Interestingly, most dentists make a single version of a splint and make all their patients (wear, bruxism, TMD and protection of ceramic) wear that one device. The choice of the splint usually depends on the dental school or residency they attended, continuing education provider they follow or the senior partner’s choice. Today, many dentists also make a “sleep” appliance (I place the term in quotations because all appliances are worn while you sleep and impact your ability to breathe, not just the sleep dentistry variety). Again, we make all of our patients with any degree or cause of apnea wear the one device we fabricate. Dentistry has not customized appliance choices. Patients routinely do not wear the plastic and many wander from office to office searching for a magical acrylic orthosis.
Educators tend to teach the safest splint design. A stabilizing splint is the choice of most institutions. The design can range from an anterior deprogrammer to a full-arch orthosis. Modifications in bite position and disocclusion are possible. Typically, the splint is fabricated at a minimal vertical opening.
It should be noted that the stabilizing splint is only one of the five categories of splints that are utilized in dentistry. Our patients might do much better with a different category. Yet, once we have the laboratory fabricate our go-to appliance, we become financially committed to make it work. Rarely will a dentist say, “That is not working. Let’s make a different design.”
Instead, we continue to add, adjust and polish until the patient or the doctor gives up.
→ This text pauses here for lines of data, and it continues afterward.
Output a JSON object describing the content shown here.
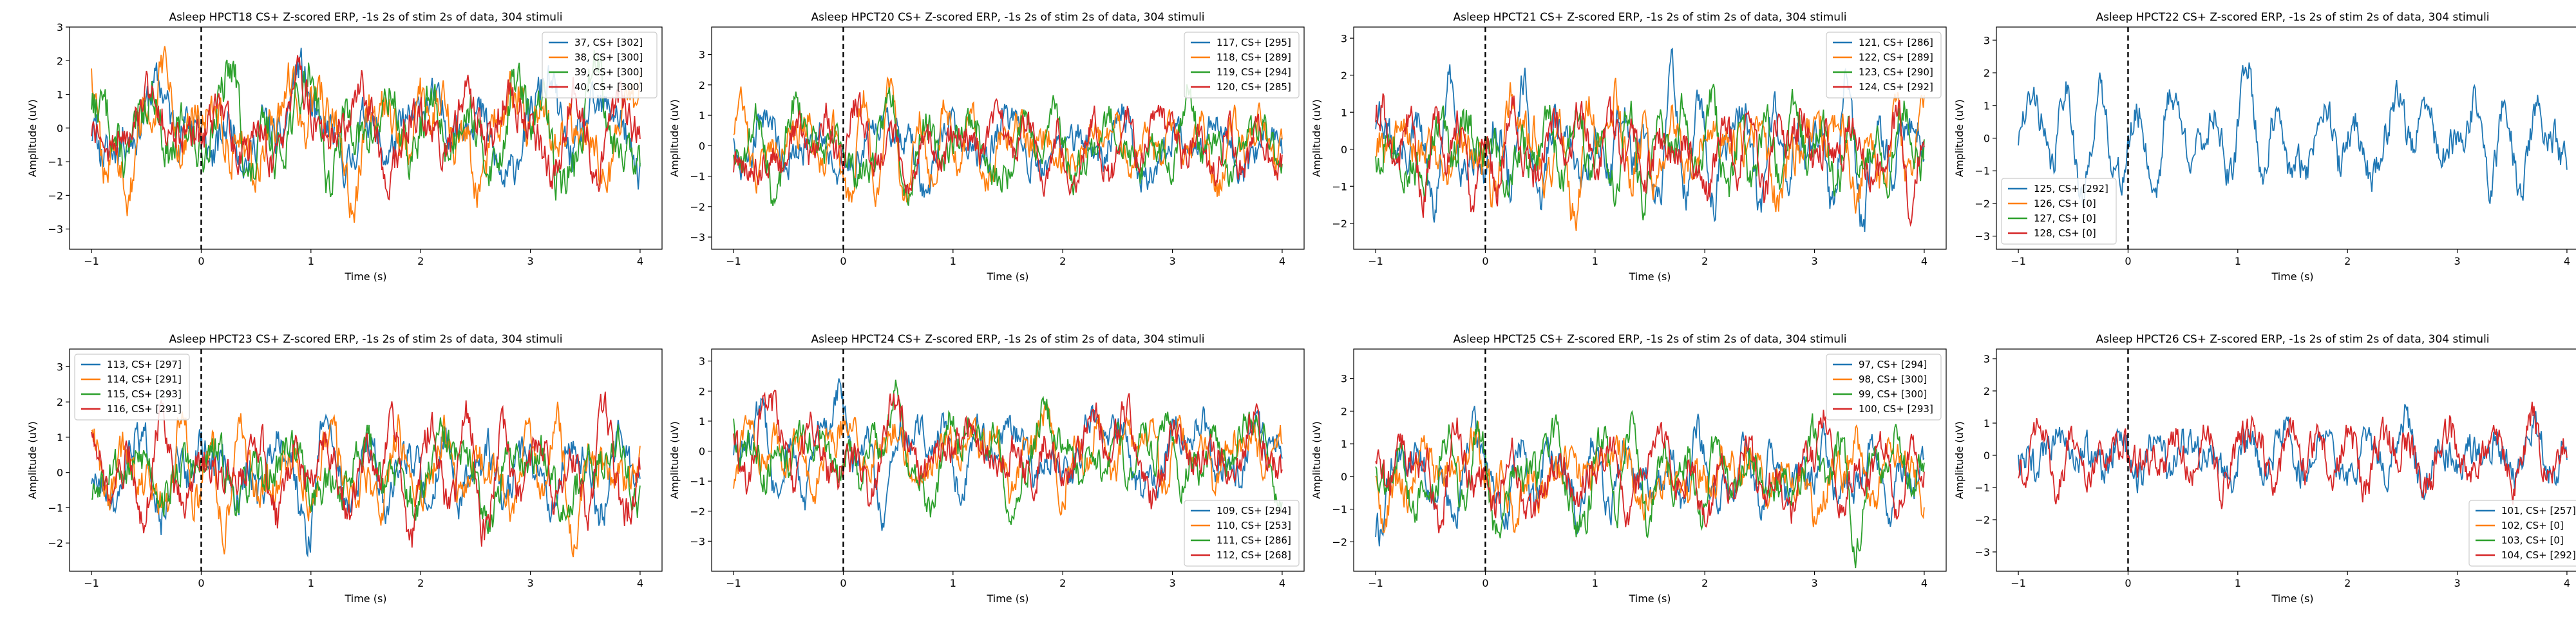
{
  "colors": {
    "blue": "#1f77b4",
    "orange": "#ff7f0e",
    "green": "#2ca02c",
    "red": "#d62728",
    "stim_line": "#000000"
  },
  "chart_data": [
    {
      "type": "line",
      "title": "Asleep HPCT18 CS+ Z-scored ERP, -1s 2s of stim 2s of data, 304 stimuli",
      "xlabel": "Time (s)",
      "ylabel": "Amplitude (uV)",
      "xlim": [
        -1.2,
        4.2
      ],
      "ylim": [
        -3.6,
        3.0
      ],
      "xticks": [
        -1,
        0,
        1,
        2,
        3,
        4
      ],
      "yticks": [
        -3,
        -2,
        -1,
        0,
        1,
        2,
        3
      ],
      "stim_marker_x": 0,
      "legend_position": "top-right",
      "series": [
        {
          "name": "37, CS+ [302]",
          "color": "#1f77b4",
          "amplitude": 1.1,
          "seed": 11
        },
        {
          "name": "38, CS+ [300]",
          "color": "#ff7f0e",
          "amplitude": 1.2,
          "seed": 12
        },
        {
          "name": "39, CS+ [300]",
          "color": "#2ca02c",
          "amplitude": 1.2,
          "seed": 13
        },
        {
          "name": "40, CS+ [300]",
          "color": "#d62728",
          "amplitude": 1.1,
          "seed": 14
        }
      ]
    },
    {
      "type": "line",
      "title": "Asleep HPCT20 CS+ Z-scored ERP, -1s 2s of stim 2s of data, 304 stimuli",
      "xlabel": "Time (s)",
      "ylabel": "Amplitude (uV)",
      "xlim": [
        -1.2,
        4.2
      ],
      "ylim": [
        -3.4,
        3.9
      ],
      "xticks": [
        -1,
        0,
        1,
        2,
        3,
        4
      ],
      "yticks": [
        -3,
        -2,
        -1,
        0,
        1,
        2,
        3
      ],
      "stim_marker_x": 0,
      "legend_position": "top-right",
      "series": [
        {
          "name": "117, CS+ [295]",
          "color": "#1f77b4",
          "amplitude": 1.0,
          "seed": 21
        },
        {
          "name": "118, CS+ [289]",
          "color": "#ff7f0e",
          "amplitude": 1.0,
          "seed": 22
        },
        {
          "name": "119, CS+ [294]",
          "color": "#2ca02c",
          "amplitude": 1.0,
          "seed": 23
        },
        {
          "name": "120, CS+ [285]",
          "color": "#d62728",
          "amplitude": 1.0,
          "seed": 24
        }
      ]
    },
    {
      "type": "line",
      "title": "Asleep HPCT21 CS+ Z-scored ERP, -1s 2s of stim 2s of data, 304 stimuli",
      "xlabel": "Time (s)",
      "ylabel": "Amplitude (uV)",
      "xlim": [
        -1.2,
        4.2
      ],
      "ylim": [
        -2.7,
        3.3
      ],
      "xticks": [
        -1,
        0,
        1,
        2,
        3,
        4
      ],
      "yticks": [
        -2,
        -1,
        0,
        1,
        2,
        3
      ],
      "stim_marker_x": 0,
      "legend_position": "top-right",
      "series": [
        {
          "name": "121, CS+ [286]",
          "color": "#1f77b4",
          "amplitude": 1.0,
          "seed": 31
        },
        {
          "name": "122, CS+ [289]",
          "color": "#ff7f0e",
          "amplitude": 1.0,
          "seed": 32
        },
        {
          "name": "123, CS+ [290]",
          "color": "#2ca02c",
          "amplitude": 1.0,
          "seed": 33
        },
        {
          "name": "124, CS+ [292]",
          "color": "#d62728",
          "amplitude": 1.0,
          "seed": 34
        }
      ]
    },
    {
      "type": "line",
      "title": "Asleep HPCT22 CS+ Z-scored ERP, -1s 2s of stim 2s of data, 304 stimuli",
      "xlabel": "Time (s)",
      "ylabel": "Amplitude (uV)",
      "xlim": [
        -1.2,
        4.2
      ],
      "ylim": [
        -3.4,
        3.4
      ],
      "xticks": [
        -1,
        0,
        1,
        2,
        3,
        4
      ],
      "yticks": [
        -3,
        -2,
        -1,
        0,
        1,
        2,
        3
      ],
      "stim_marker_x": 0,
      "legend_position": "bottom-left",
      "series": [
        {
          "name": "125, CS+ [292]",
          "color": "#1f77b4",
          "amplitude": 1.0,
          "seed": 41
        },
        {
          "name": "126, CS+ [0]",
          "color": "#ff7f0e",
          "amplitude": 0,
          "seed": 42
        },
        {
          "name": "127, CS+ [0]",
          "color": "#2ca02c",
          "amplitude": 0,
          "seed": 43
        },
        {
          "name": "128, CS+ [0]",
          "color": "#d62728",
          "amplitude": 0,
          "seed": 44
        }
      ]
    },
    {
      "type": "line",
      "title": "Asleep HPCT23 CS+ Z-scored ERP, -1s 2s of stim 2s of data, 304 stimuli",
      "xlabel": "Time (s)",
      "ylabel": "Amplitude (uV)",
      "xlim": [
        -1.2,
        4.2
      ],
      "ylim": [
        -2.8,
        3.5
      ],
      "xticks": [
        -1,
        0,
        1,
        2,
        3,
        4
      ],
      "yticks": [
        -2,
        -1,
        0,
        1,
        2,
        3
      ],
      "stim_marker_x": 0,
      "legend_position": "top-left",
      "series": [
        {
          "name": "113, CS+ [297]",
          "color": "#1f77b4",
          "amplitude": 1.0,
          "seed": 51
        },
        {
          "name": "114, CS+ [291]",
          "color": "#ff7f0e",
          "amplitude": 1.0,
          "seed": 52
        },
        {
          "name": "115, CS+ [293]",
          "color": "#2ca02c",
          "amplitude": 1.0,
          "seed": 53
        },
        {
          "name": "116, CS+ [291]",
          "color": "#d62728",
          "amplitude": 1.0,
          "seed": 54
        }
      ]
    },
    {
      "type": "line",
      "title": "Asleep HPCT24 CS+ Z-scored ERP, -1s 2s of stim 2s of data, 304 stimuli",
      "xlabel": "Time (s)",
      "ylabel": "Amplitude (uV)",
      "xlim": [
        -1.2,
        4.2
      ],
      "ylim": [
        -4.0,
        3.4
      ],
      "xticks": [
        -1,
        0,
        1,
        2,
        3,
        4
      ],
      "yticks": [
        -3,
        -2,
        -1,
        0,
        1,
        2,
        3
      ],
      "stim_marker_x": 0,
      "legend_position": "bottom-right",
      "series": [
        {
          "name": "109, CS+ [294]",
          "color": "#1f77b4",
          "amplitude": 1.0,
          "seed": 61
        },
        {
          "name": "110, CS+ [253]",
          "color": "#ff7f0e",
          "amplitude": 1.0,
          "seed": 62
        },
        {
          "name": "111, CS+ [286]",
          "color": "#2ca02c",
          "amplitude": 1.0,
          "seed": 63
        },
        {
          "name": "112, CS+ [268]",
          "color": "#d62728",
          "amplitude": 1.1,
          "seed": 64
        }
      ]
    },
    {
      "type": "line",
      "title": "Asleep HPCT25 CS+ Z-scored ERP, -1s 2s of stim 2s of data, 304 stimuli",
      "xlabel": "Time (s)",
      "ylabel": "Amplitude (uV)",
      "xlim": [
        -1.2,
        4.2
      ],
      "ylim": [
        -2.9,
        3.9
      ],
      "xticks": [
        -1,
        0,
        1,
        2,
        3,
        4
      ],
      "yticks": [
        -2,
        -1,
        0,
        1,
        2,
        3
      ],
      "stim_marker_x": 0,
      "legend_position": "top-right",
      "series": [
        {
          "name": "97, CS+ [294]",
          "color": "#1f77b4",
          "amplitude": 1.0,
          "seed": 71
        },
        {
          "name": "98, CS+ [300]",
          "color": "#ff7f0e",
          "amplitude": 1.0,
          "seed": 72
        },
        {
          "name": "99, CS+ [300]",
          "color": "#2ca02c",
          "amplitude": 1.0,
          "seed": 73
        },
        {
          "name": "100, CS+ [293]",
          "color": "#d62728",
          "amplitude": 1.0,
          "seed": 74
        }
      ]
    },
    {
      "type": "line",
      "title": "Asleep HPCT26 CS+ Z-scored ERP, -1s 2s of stim 2s of data, 304 stimuli",
      "xlabel": "Time (s)",
      "ylabel": "Amplitude (uV)",
      "xlim": [
        -1.2,
        4.2
      ],
      "ylim": [
        -3.6,
        3.3
      ],
      "xticks": [
        -1,
        0,
        1,
        2,
        3,
        4
      ],
      "yticks": [
        -3,
        -2,
        -1,
        0,
        1,
        2,
        3
      ],
      "stim_marker_x": 0,
      "legend_position": "bottom-right",
      "series": [
        {
          "name": "101, CS+ [257]",
          "color": "#1f77b4",
          "amplitude": 1.0,
          "seed": 81
        },
        {
          "name": "102, CS+ [0]",
          "color": "#ff7f0e",
          "amplitude": 0,
          "seed": 82
        },
        {
          "name": "103, CS+ [0]",
          "color": "#2ca02c",
          "amplitude": 0,
          "seed": 83
        },
        {
          "name": "104, CS+ [292]",
          "color": "#d62728",
          "amplitude": 1.0,
          "seed": 84
        }
      ]
    }
  ]
}
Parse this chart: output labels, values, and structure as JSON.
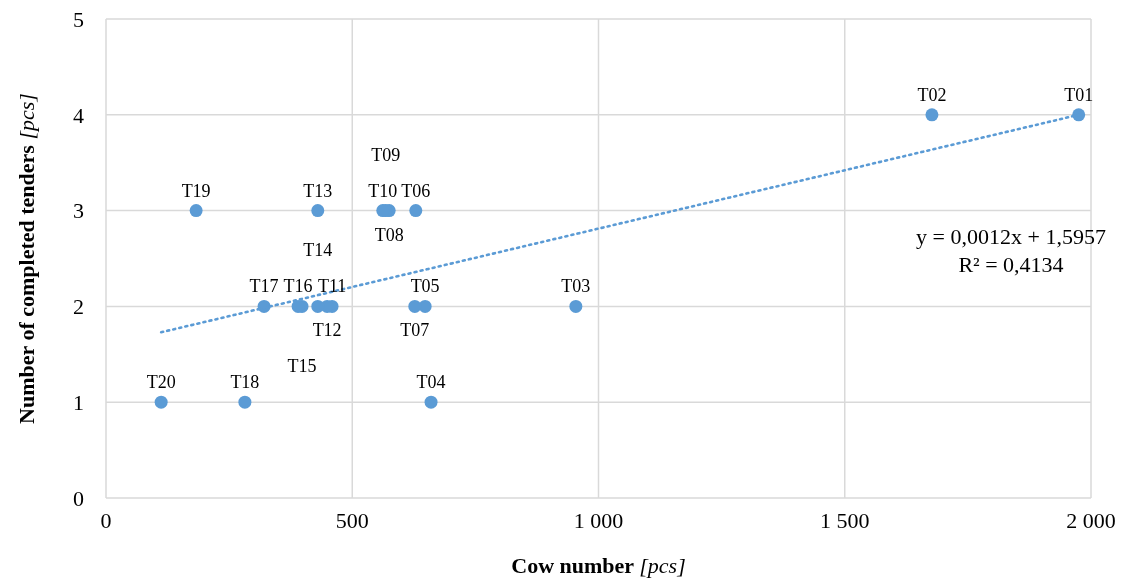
{
  "chart_data": {
    "type": "scatter",
    "xlabel": "Cow number [pcs]",
    "ylabel": "Number of completed tenders [pcs]",
    "xlim": [
      0,
      2000
    ],
    "ylim": [
      0,
      5
    ],
    "xticks": [
      0,
      500,
      {
        "value": 1000,
        "label": "1 000"
      },
      {
        "value": 1500,
        "label": "1 500"
      },
      {
        "value": 2000,
        "label": "2 000"
      }
    ],
    "yticks": [
      0,
      1,
      2,
      3,
      4,
      5
    ],
    "grid": true,
    "series": [
      {
        "color": "#5b9bd5",
        "marker": "circle",
        "x": [
          1975,
          1677,
          954,
          660,
          648,
          629,
          627,
          575,
          568,
          562,
          459,
          449,
          430,
          430,
          398,
          390,
          321,
          282,
          183,
          112
        ],
        "values": [
          4,
          4,
          2,
          1,
          2,
          3,
          2,
          3,
          3,
          3,
          2,
          2,
          3,
          2,
          2,
          2,
          2,
          1,
          3,
          1
        ],
        "value_labels": [
          "T01",
          "T02",
          "T03",
          "T04",
          "T05",
          "T06",
          "T07",
          "T08",
          "T09",
          "T10",
          "T11",
          "T12",
          "T13",
          "T14",
          "T15",
          "T16",
          "T17",
          "T18",
          "T19",
          "T20"
        ]
      },
      {
        "type": "line",
        "color": "#5b9bd5",
        "line_style": "dotted",
        "x": [
          112,
          1975
        ],
        "values": [
          1.73,
          4.0
        ]
      }
    ],
    "annotations": [
      "y = 0,0012x + 1,5957",
      "R² = 0,4134"
    ]
  }
}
Wouldn’t it be better to make the design that is the best suited for the patient? In order to do that, we have to be able to fabricate all five categories of splints and let the patient try them out. That is what the Seattle Protocol does. Patients have an opportunity to provisionally test drive all the designs before committing to the expense of a final appliance. The Protocol also offers a splint-free solution that many patients love.
The two keys to the development of the Protocol were my introduction to a three-decade-old sleep breathing technique, Buteyko Mouth Taping, and the development of a provisional sleep appliance, the myTAP (Airway Management Inc). The taping technique has been presented in numerous books, articles, research studies, and internet videos. Spear Digest has information posted as well.
The concept is that nasal breathing is a healthier way to breathe, awake and asleep. The tape is a training tool to assist patients in keeping their mouth shut during the night. Many people find the results life-changing. For those patients, a piece of tape and a nasal dilator will act as their nightguard.
For those that do not find resolution with nasal breathing, we provide a systematic formula to produce up to five different nightguards. This is an effort to discern which appliance works best for that unique patient: mandibular flat plane, anterior repositioning, combination splint, monoblock anterior repositioning or mandibular advancement. All of the provisional splints are made from a single myTAP appliance. The technique will be described in subsequent articles and videos.
Our assumption is that the patient's innate ability to open their airway during sleep will be improved with one of the appliances. Which one is a matter of discovery. That improvement will create more quality and quantity of sleep, allowing a homeopathic resolution of dental symptoms. Once that appliance is found, the final splint can be made with greater assurance of compliance and resolution. The technique makes the patient the focus and customizes the appliance for their needs rather than dentistry’s classic technique of making all of our patients fit to our choice of appliance.